Brief aan Mars – II

27 september 2003
6 minuten leestijd
341 gelezen

Lieve Mars,

Gisteren hebben ze je lichaam dan eindelijk naar Nederland gevlogen. Het is nog steeds niet bekend wanneer de begrafenis precies zal zijn maar je vriend J. dacht dat het wel woensdag of donderdag zal worden. Ik had gehoopt dat ik je vandaag al wat bloemen had kunnen brengen, maar je kist kwam zo laat aan dat er vandaag in ieder geval geen gelegenheid is om je op te zoeken. Ik vraag me af, of je terug zult komen naar aarde om je begrafenis te zien. Volgens mij ben je nu al heel ver weg van ons.
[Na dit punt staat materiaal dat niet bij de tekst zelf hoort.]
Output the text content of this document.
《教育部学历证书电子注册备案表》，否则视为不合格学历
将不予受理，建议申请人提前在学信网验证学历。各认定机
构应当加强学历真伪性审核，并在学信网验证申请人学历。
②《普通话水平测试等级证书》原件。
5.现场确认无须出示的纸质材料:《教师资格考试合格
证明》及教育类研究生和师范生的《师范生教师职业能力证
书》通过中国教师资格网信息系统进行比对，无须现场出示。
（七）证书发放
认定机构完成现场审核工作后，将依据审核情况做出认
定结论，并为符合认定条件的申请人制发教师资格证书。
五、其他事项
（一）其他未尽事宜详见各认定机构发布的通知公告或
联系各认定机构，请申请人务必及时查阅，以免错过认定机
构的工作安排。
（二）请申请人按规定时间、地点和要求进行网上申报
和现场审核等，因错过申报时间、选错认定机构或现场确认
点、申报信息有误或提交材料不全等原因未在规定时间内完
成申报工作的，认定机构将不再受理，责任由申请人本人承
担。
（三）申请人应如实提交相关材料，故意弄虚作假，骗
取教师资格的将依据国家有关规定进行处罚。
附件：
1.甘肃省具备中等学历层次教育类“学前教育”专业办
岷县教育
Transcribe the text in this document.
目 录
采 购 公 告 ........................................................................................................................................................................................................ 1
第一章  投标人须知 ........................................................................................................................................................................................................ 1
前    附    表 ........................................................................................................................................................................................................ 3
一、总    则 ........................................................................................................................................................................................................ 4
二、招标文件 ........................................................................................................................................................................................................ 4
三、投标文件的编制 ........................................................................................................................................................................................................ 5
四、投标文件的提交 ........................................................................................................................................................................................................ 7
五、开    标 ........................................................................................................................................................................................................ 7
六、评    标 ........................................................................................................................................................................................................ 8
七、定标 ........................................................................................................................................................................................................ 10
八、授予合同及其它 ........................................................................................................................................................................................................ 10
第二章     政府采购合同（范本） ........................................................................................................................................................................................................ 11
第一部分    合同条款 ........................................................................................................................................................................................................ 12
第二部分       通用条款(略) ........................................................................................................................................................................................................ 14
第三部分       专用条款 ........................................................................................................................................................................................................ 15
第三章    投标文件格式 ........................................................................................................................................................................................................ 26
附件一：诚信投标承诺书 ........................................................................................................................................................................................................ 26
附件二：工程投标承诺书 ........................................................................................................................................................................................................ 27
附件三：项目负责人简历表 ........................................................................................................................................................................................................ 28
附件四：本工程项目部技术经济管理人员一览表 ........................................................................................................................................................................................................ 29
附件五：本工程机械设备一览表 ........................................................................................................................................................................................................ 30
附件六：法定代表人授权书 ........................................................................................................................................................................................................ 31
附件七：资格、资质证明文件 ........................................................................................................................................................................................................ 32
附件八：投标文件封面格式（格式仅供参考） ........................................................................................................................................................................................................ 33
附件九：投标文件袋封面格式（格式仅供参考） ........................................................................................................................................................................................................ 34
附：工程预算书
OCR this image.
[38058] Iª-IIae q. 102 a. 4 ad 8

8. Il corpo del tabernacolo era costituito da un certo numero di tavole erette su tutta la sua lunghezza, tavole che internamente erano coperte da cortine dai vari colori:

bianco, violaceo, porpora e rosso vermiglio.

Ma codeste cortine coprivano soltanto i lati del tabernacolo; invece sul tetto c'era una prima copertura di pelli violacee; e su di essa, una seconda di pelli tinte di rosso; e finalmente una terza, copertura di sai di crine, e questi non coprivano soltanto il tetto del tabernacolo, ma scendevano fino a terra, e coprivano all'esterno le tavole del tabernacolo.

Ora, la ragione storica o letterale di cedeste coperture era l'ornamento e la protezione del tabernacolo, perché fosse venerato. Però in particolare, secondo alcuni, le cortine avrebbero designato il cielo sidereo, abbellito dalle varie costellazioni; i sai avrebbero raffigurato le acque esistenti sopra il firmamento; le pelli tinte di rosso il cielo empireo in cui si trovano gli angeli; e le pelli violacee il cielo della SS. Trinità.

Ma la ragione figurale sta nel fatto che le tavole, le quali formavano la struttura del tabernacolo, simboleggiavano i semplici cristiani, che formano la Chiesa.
Ik heb je ouders een brief gestuurd. Gewoon, om ze mijn condoleances aan te bieden en om te vertellen wat een prachtig mens ik je vond. Het is een lange brief geworden maar dat kwam ook omdat ik het in grote letters heb afgedrukt. Ik dacht, je ouders zijn al in de zeventig en die houden er vast niet van om priegelletters te moeten lezen. Ik heb ze kleine dingetjes verteld over gebeurtenissen en voorvallen die we samen hebben meegemaakt, jij en ik. Het leek me zo pijnlijk voor ze om tijdens je begrafenis allemaal vrienden en kennissen van jou te ontmoeten waarvan ze niet weten, welke rol die in jouw leven hadden.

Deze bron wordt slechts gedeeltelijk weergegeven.